Pressed by Public Outcry, Russia Releases Jailed Actor

Pressed by Public Outcry, Russia Releases Jailed Actor

MOSCOW — Struggling to calm bubbling discontent, the Russian authorities on Friday freed a jailed actor whose conviction just days earlier for a supposed attack on a police officer had prompted pickets in front of the Kremlin’s executive office and a rare public show of solidarity from fellow entertainers, priests and teachers.

The actor, Pavel Ustinov, 24, was released from custody pending an appeal that will be heard next week. On Monday, a trial court in Moscow sentenced him to three and a half years in a penal colony for assaulting a police officer during his arrest at a recent protest rally in central Moscow.

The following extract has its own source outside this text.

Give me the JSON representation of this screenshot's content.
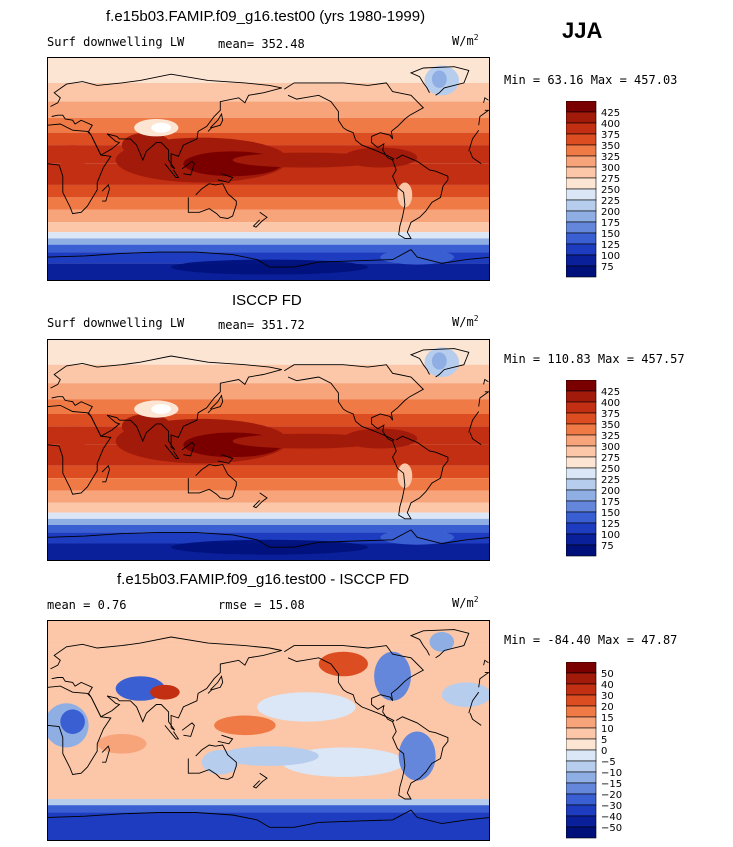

The trial judge refused to admit as evidence a video that appeared to contradict the prosecution’s case, relying instead on the testimony of the officer, whose shoulder had been dislocated during the arrest. Prosecutors called for a sentence of six years.

The video showed four officers in riot gear attacking Mr. Ustinov in a busy Moscow square at the time of a protest rally nearby, pushing him to the pavement and hitting him with rubber batons. It was not clear why they had singled him out.

As the recording spread rapidly on social media, the visible discrepancy between the video and the verdict sparked a wave of public outrage that originated among Russian actors and spread from there.

Many high-profile actors posted videos of themselves making indignant statements against the case and the sentence. After the public clamor, prosecutors requested that the prison term handed down on Monday be lifted and that Mr. Ustinov be set free.

The solidarity campaign was unusual for Russia, where people in many professions are afraid to criticize the government for fear of losing their jobs — or worse. Many of the actors who stood up for Mr. Ustinov work in government-sponsored theaters and in state-supported films, making them particularly vulnerable to retaliation.

Daria Yegorova, an actress in the city of Perm, near the Ural Mountains, was criticized by her colleagues after she spoke out in Mr. Ustinov’s support at a final bow on Wednesday.

Ms. Yegorova said on Friday that she had filed her resignation letter and was looking for another job.

The outcry this week followed a similar public campaign to release Ivan Golunov, a prominent investigative journalist, who was arrested in June on drug trafficking charges that his supporters said were trumped up. The charges against Mr. Golunov were later dropped following demonstrations in front of Police Headquarters in Moscow and a coordinated publicity campaign in Russia’s scant independent media outlets. Three independent Russian newspapers published front pages in support of Mr. Golunov.

Actors’ solidarity behind Mr. Ustinov also demonstrated the growing power of social media networks in Russia. Collectively, the actors and other celebrities involved reach millions of people through their Instagram and Facebook accounts.

State-run television networks, which have enjoyed a virtual monopoly during President Vladimir V. Putin’s 20-year rule, have largely ignored the case. Rossiyskaya Gazeta, a state-run newspaper, called Mr. Ustinov “a brigadier” of protesters. Mr. Ustinov has denied taking part in the demonstrations.

Dmitri S. Peskov, Mr. Putin’s spokesman, was asked repeatedly about Mr. Ustinov’s case during regular conference calls with reporters this week. He has repeated the usual Kremlin line that Mr. Putin has nothing to do with the court system in Russia.

“It is not our business to draw conclusions about what influenced the decision of the court or what did not influence it,” Mr. Peskov told journalists on Friday.

Tatiana Ustinova, the actor’s mother, speaking in court after he was ordered released, said she hoped her son would be cleared of all charges.

The case was “a shock that the whole country experienced,” Ms. Ustinova said, adding, “I believe this is our common victory.”

The sudden about-face in Mr. Ustinov’s case highlighted how sensitive the authorities have become after a summer of street protests in Moscow to anything that might fuel public unrest.

All the same, there is little sign that the Kremlin is easing up on what has become a nationwide crackdown on individuals and organizations it views as a threat. In the southern city of Saratov, for example, a court on Thursday sentenced six Jehovah’s Witness followers to jail terms of between two years and three and half years for “extremism.”

The convictions continued a long, grinding campaign against the Christian denomination, which rejects violence, that began during the Soviet era. After a long pause starting in the late 1980s, it picked up with fresh vigor in 2017, after a ruling by Russia’s Supreme Court declaring Jehovah’s Witnesses an illegal extremist organization.